With the growing season just beginning, terrace upon brick terrace is primed and ready for a soon-to-be-lush sea of asparagus and strawberries and raspberries and pumpkin and spinach and lettuce and zucchini. Six-foot-tall wooden A-frames stand ready to support cucumber and snap-pea vines, while wire cages arch over seed beds in anticipation of the myriad tomatoes they'll accommodate.
And in the middle of it all, there's the penthouse of all henhouses: a stained and shingled beauty complete with a skylight, an easy-access egg door, a fully enclosed chicken run and cushy nesting boxes. Not too shabby for its feathered occupants: Annie, Marguerite, Charlotte, Rosie, Dolly and Mrs. Merriweather.

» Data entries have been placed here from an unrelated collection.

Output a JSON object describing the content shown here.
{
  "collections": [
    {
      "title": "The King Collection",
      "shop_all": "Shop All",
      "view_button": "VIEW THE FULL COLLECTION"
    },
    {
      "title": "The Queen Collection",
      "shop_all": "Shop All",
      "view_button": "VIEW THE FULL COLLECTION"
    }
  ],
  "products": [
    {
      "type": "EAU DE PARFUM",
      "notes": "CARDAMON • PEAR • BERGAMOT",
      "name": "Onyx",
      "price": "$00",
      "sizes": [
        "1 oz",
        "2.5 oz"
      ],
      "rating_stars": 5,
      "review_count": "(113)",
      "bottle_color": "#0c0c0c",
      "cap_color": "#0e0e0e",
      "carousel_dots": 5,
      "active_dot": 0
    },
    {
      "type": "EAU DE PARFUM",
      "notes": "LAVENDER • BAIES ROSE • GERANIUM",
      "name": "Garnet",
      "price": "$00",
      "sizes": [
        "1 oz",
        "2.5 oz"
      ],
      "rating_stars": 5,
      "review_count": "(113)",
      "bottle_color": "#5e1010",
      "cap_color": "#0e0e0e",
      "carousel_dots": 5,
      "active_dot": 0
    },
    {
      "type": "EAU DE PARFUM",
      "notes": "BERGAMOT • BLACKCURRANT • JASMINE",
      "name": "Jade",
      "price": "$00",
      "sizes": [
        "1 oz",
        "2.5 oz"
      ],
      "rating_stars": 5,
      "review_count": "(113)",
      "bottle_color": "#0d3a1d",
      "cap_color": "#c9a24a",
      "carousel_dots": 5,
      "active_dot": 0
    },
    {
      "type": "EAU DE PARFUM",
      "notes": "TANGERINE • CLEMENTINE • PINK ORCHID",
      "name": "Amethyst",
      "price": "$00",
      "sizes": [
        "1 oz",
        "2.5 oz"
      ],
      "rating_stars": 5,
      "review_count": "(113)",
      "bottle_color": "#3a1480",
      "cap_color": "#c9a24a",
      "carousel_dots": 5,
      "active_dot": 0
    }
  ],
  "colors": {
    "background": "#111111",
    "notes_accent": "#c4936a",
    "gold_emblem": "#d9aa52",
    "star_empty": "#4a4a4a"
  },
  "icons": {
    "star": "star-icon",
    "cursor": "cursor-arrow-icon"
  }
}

But La Ferme isn't located in some rural Colorado locale. It's in central Denver — Platt Park, to be exact — squeezed into a 2,500-square-foot back yard behind an otherwise unassuming mid-century brick bungalow. The incongruous location is a bit disorienting, especially when a fox crosses my path in the front yard when I first show up.

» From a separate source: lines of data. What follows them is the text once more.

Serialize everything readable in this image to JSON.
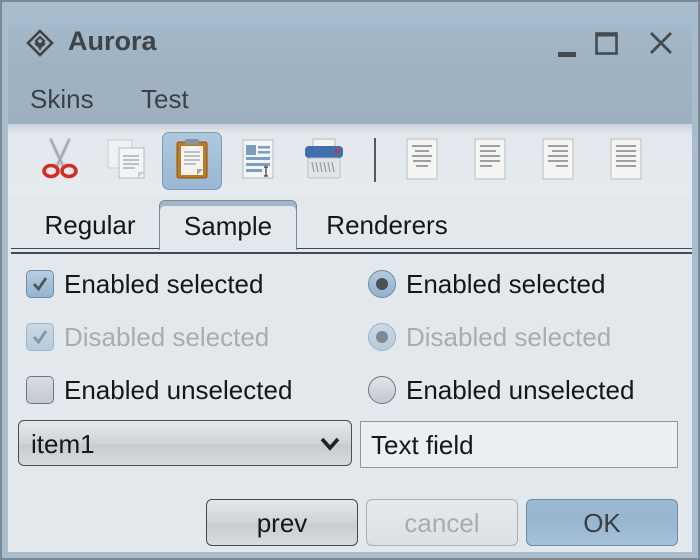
{
  "window": {
    "title": "Aurora",
    "app_icon": "aurora-diamond-icon",
    "controls": [
      "minimize-icon",
      "maximize-icon",
      "close-icon"
    ]
  },
  "menubar": {
    "items": [
      {
        "label": "Skins"
      },
      {
        "label": "Test"
      }
    ]
  },
  "toolbar": {
    "buttons": [
      {
        "icon": "cut-icon",
        "active": false
      },
      {
        "icon": "copy-icon",
        "active": false
      },
      {
        "icon": "paste-icon",
        "active": true
      },
      {
        "icon": "select-all-icon",
        "active": false
      },
      {
        "icon": "delete-shredder-icon",
        "active": false
      },
      {
        "icon": "align-center-icon",
        "active": false
      },
      {
        "icon": "align-left-icon",
        "active": false
      },
      {
        "icon": "align-right-icon",
        "active": false
      },
      {
        "icon": "align-justify-icon",
        "active": false
      }
    ]
  },
  "tabs": {
    "items": [
      {
        "label": "Regular",
        "selected": false
      },
      {
        "label": "Sample",
        "selected": true
      },
      {
        "label": "Renderers",
        "selected": false
      }
    ]
  },
  "sample": {
    "checkboxes": [
      {
        "label": "Enabled selected",
        "checked": true,
        "enabled": true
      },
      {
        "label": "Disabled selected",
        "checked": true,
        "enabled": false
      },
      {
        "label": "Enabled unselected",
        "checked": false,
        "enabled": true
      }
    ],
    "radios": [
      {
        "label": "Enabled selected",
        "checked": true,
        "enabled": true
      },
      {
        "label": "Disabled selected",
        "checked": true,
        "enabled": false
      },
      {
        "label": "Enabled unselected",
        "checked": false,
        "enabled": true
      }
    ],
    "combo": {
      "value": "item1"
    },
    "text_field": {
      "value": "Text field"
    }
  },
  "buttons": {
    "prev": "prev",
    "cancel": "cancel",
    "ok": "OK"
  },
  "colors": {
    "title_bar": "#a5b9ca",
    "selection_accent": "#9ab6cf",
    "panel_bg": "#e3e8ed"
  }
}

That's the neighborhood fox, explains John, owner of La Ferme de Beau à Manger. It's been poking around since December, when it got a taste for Charlotte: John was late one evening putting the hens into their fox-proof abode, and he found the hen in a pool of blood. Luckily, she made a full recovery, and John learned to be more diligent.
There's a lot of learning to do when it comes to backyard farming, and it's something more and more people are learning to do, John explains while sitting on the patio with a roundtable of other green-thumbed Denverites.